Just what we wanted! `__fallback__` gets called any time none of the other metadata_parsers match, and just like the others, it gets sent the key and value of the current line. In our case, the line contains no "=" to split on, so key will be "sentence-123" and value will be empty. We can return whatever we want here, but let's just say we want to call this field "sentence-id" so we return that as the key, and "sentence-123" as our value.

Finally, consider an even trickier case.

```python
>>> data = """
... # id=1-document_id=36:1047-span=1
... 1 My TAG1|TAG2
... 2 custom TAG3
... 3 format TAG4
...
... """
```

This is actually three different comments, but somehow they are separated by "-" instead of on their own lines. To handle this, we get to use the ability of a metadata_parser to return multiple matches from a single line.

```python
>>> sentences = parse(data, metadata_parsers={
... "__fallback__": lambda key, value: [pair.split("=") for pair in (key + "=" + value).split("-")]
... })
>>> sentences[0].metadata
{
'id': '1',
'document_id': '36:1047',
'span': '1'
}
```

Our fallback parser returns a **list** of matches, one per pair of metadata comments we find. The `key + "=" + value` trick is needed since by default conllu assumes that this is a valid comment, so `key` is "id" and `value` is everything after the first "=", `1-document_id=36:1047-span=1` (note the missing "id=" in the beginning). We need to add it back before splitting on "-".

And that's it! Using these tricks you should be able to parse all the strange files you stumble into.

## Develop locally and run the tests

1. Make a fork of the repository to your own GitHub account.

2. Clone the repository locally on your computer:
```bash
git clone git@github.com:YOURUSERNAME/conllu.git conllu
cd conllu
```

3. Install the library used for running the tests:
```bash
pip install tox
```

4. Now you can run the tests:
```bash
tox
```
This runs tox across all supported versions of Python, and also runs checks for code-coverage, syntax errors, and how imports are sorted.

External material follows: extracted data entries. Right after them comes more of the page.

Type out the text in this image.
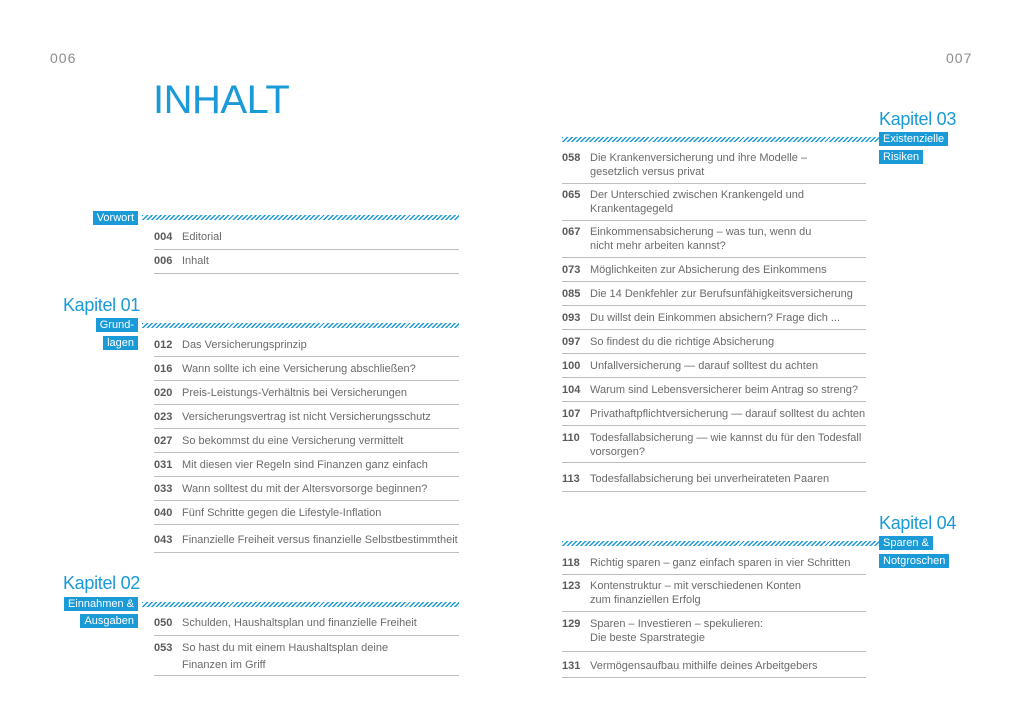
006	007
INHALT
Vorwort
004 Editorial
006 Inhalt
Kapitel 01
Grund-
lagen	012 Das Versicherungsprinzip
016 Wann sollte ich eine Versicherung abschließen?
020 Preis-Leistungs-Verhältnis bei Versicherungen
023 Versicherungsvertrag ist nicht Versicherungsschutz
027 So bekommst du eine Versicherung vermittelt
031 Mit diesen vier Regeln sind Finanzen ganz einfach
033 Wann solltest du mit der Altersvorsorge beginnen?
040 Fünf Schritte gegen die Lifestyle-Inflation
043 Finanzielle Freiheit versus finanzielle Selbstbestimmtheit
Kapitel 02
Einnahmen &
Ausgaben	050 Schulden, Haushaltsplan und finanzielle Freiheit
053 So hast du mit einem Haushaltsplan deine
Finanzen im Griff
Kapitel 03
Existenzielle
Risiken
058 Die Krankenversicherung und ihre Modelle –
gesetzlich versus privat
065 Der Unterschied zwischen Krankengeld und
Krankentagegeld
067 Einkommensabsicherung – was tun, wenn du
nicht mehr arbeiten kannst?
073 Möglichkeiten zur Absicherung des Einkommens
085 Die 14 Denkfehler zur Berufsunfähigkeitsversicherung
093 Du willst dein Einkommen absichern? Frage dich ...
097 So findest du die richtige Absicherung
100 Unfallversicherung — darauf solltest du achten
104 Warum sind Lebensversicherer beim Antrag so streng?
107 Privathaftpflichtversicherung — darauf solltest du achten
110 Todesfallabsicherung — wie kannst du für den Todesfall
vorsorgen?
113 Todesfallabsicherung bei unverheirateten Paaren
Kapitel 04
Sparen &
Notgroschen
118 Richtig sparen – ganz einfach sparen in vier Schritten
123 Kontenstruktur – mit verschiedenen Konten
zum finanziellen Erfolg
129 Sparen – Investieren – spekulieren:
Die beste Sparstrategie
131 Vermögensaufbau mithilfe deines Arbeitgebers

4. (Alternative) If you just have one version of python installed, and don't want to go through the hassle of installing multiple version of python (hint: Install pyenv and pyenv-tox), **it's fine to run tox with just one version of python**:

```bash
tox -e py38
```

5. Make a pull request. Here's a [good guide on PRs from GitHub](https://help.github.com/articles/creating-a-pull-request-from-a-fork/).

Thanks for helping conllu become a better library!